O ano de 1920 marca o crescimento das colônias italiana e espanhola e a fundação das "sociedades". A Sociedade Italiana visava muito mais a educação dos filhos, a preservação da língua, das tradições e dos costumes, além do mútuo socorro e das atividades de previdência social. Já a Sociedade Espanhola dedicava-se prioritariamente à área social, tendo se destacado na sociedade de Nova Lima, pelo requinte de suas festas, inclusive a de Nossa Senhora do Pilar, porque esta era também padroeira da Espanha.
Cada colônia - italiana, espanhola ou inglesa - vivia em bairros distintos, normalmente em casas cedidas pela Saint John com aluguel simbólico. política que vigorou até os anos 80 para categorias de técnicos e pessoal de nível superior.
Nessa época, trabalhavam na Saint John D'el Rey, registrados, 157 italianos, 125 espanhóis, 187 ingleses e 82 portugueses.

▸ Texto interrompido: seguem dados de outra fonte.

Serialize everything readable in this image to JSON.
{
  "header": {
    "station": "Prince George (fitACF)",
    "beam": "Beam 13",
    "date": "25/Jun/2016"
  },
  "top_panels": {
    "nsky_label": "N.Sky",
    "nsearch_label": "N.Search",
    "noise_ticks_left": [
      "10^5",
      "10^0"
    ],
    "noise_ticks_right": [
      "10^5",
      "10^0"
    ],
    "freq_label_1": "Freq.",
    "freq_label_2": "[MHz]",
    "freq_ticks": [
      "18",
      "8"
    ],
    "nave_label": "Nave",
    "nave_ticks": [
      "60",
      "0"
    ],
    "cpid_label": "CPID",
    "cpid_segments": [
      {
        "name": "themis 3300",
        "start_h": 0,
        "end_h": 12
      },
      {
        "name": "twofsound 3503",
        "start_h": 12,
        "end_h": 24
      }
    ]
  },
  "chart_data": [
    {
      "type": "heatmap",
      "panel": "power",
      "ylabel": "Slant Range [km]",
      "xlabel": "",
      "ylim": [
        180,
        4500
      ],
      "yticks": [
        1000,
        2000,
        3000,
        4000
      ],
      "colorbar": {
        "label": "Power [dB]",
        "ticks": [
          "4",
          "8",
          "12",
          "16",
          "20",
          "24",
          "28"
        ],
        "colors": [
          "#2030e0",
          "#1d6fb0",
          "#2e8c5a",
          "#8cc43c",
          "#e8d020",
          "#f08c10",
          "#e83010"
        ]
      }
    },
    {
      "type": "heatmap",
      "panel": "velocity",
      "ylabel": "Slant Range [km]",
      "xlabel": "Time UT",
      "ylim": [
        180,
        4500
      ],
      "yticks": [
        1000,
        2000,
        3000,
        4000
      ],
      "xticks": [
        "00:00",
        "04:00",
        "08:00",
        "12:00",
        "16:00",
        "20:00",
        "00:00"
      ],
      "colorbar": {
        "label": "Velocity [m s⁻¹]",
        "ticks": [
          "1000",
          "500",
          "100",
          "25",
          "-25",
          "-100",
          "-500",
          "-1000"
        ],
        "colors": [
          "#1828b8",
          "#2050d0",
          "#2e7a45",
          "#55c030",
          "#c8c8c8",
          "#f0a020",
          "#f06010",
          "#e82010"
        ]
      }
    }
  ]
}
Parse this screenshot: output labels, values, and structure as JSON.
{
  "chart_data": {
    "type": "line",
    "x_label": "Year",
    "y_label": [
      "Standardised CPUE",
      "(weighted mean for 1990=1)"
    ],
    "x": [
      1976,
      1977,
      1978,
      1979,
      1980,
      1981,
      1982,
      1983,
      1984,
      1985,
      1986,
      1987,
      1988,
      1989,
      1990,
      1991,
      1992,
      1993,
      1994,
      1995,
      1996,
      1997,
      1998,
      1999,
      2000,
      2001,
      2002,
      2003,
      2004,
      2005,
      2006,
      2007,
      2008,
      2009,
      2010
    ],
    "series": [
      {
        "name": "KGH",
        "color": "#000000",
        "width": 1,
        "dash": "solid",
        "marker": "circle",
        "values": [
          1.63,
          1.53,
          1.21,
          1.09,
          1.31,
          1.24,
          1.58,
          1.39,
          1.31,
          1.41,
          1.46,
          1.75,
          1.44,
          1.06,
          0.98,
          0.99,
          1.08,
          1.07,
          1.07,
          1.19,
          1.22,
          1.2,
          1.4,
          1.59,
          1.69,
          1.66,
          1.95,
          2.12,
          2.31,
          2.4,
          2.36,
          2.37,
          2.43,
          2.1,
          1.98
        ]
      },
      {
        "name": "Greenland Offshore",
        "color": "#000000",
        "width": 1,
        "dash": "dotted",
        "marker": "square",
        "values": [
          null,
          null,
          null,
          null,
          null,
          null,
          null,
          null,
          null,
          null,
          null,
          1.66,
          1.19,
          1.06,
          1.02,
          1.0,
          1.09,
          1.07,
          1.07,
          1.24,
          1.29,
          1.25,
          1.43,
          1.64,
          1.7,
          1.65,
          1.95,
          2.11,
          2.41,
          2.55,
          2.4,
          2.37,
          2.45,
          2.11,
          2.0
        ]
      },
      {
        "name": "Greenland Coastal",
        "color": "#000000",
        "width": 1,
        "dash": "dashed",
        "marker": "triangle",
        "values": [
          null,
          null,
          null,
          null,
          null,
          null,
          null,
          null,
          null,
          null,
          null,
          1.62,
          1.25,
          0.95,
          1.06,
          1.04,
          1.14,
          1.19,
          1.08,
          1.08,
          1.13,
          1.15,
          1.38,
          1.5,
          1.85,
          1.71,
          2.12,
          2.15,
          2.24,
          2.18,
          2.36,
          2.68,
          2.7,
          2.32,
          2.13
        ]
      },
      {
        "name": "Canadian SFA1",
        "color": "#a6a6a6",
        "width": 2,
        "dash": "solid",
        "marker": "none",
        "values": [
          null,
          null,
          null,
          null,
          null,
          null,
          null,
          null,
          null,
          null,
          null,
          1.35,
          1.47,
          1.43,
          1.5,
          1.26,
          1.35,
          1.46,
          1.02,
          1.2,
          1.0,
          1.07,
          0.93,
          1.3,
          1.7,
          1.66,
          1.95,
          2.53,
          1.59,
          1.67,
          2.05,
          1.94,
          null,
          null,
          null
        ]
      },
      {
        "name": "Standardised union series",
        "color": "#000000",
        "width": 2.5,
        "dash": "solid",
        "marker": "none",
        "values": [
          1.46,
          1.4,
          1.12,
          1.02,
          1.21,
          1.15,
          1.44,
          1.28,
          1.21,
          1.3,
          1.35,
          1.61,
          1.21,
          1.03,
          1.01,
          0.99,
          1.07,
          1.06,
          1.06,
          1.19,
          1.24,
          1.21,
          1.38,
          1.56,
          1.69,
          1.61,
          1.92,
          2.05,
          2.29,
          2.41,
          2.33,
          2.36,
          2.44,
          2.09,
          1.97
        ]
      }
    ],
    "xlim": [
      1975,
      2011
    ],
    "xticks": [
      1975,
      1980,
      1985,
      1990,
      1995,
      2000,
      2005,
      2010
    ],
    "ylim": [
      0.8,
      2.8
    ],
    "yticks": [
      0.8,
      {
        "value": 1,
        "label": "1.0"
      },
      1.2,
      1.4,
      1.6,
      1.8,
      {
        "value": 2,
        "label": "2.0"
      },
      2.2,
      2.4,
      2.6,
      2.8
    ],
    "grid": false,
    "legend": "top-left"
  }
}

Em 1930, a Saint John D'el Rey colabora na implantação da primeira escola de nível secundário em Nova Lima, o Liceu Imaculada Conceição, ainda existente, e que, naquela época, formava professores.
Durante o século XIX, Congonhas de Sabará era, na visão do explorador inglês Richard Burton, muito bem cuidada, com a matriz dedicada à Nossa Senhora do Pilar - cujo altar é atribuido ao mestre Aleijadinho, um teatro, vários estabelecimentos comerciais de estrangeiros, o hospital implantado pela Companhia e a igreja anglicana. O viajante também observou a influência inglesa na construção de casas no estilo anglo-indiano.
A Casa Grande, antiga residência do Padre Freitas, construída no século XVIII, foi preservada, ampliada e utilizada como sede da superintendência pela Saint John D'el Rey, Burton, ao chegar em Congonhas de Sabará no século XIX e se hospedar na Casa Grande, escreveu:
"O cenário feriu meus olhos não familiarizados com uma mistura de Petrópolis Brasileiro e de Neilgherry de Ootacamund; há algo de inglês nas casas muito bem cuidadas tendo em frente canteiros e flores cercado de grades e um regato escuro em leito de ardózia; com um sabor de Suíça na claridade do ar e nos caminhos amarelados em ambas as margens do vale do ribeirão. Seria possível que estivéssemos a tão pequena distância da Grande Mina? Onde estavam as feições habitacionais, a fumaça venenosa, a vegetação de um verde ferruginoso? Tudo em torno de nós ostentava uma verdura variada, aqui uma fila de aloés, como a babosa, cujas folhas verdes e amarelas lhe deram no Brasil, o título de árvore da independência".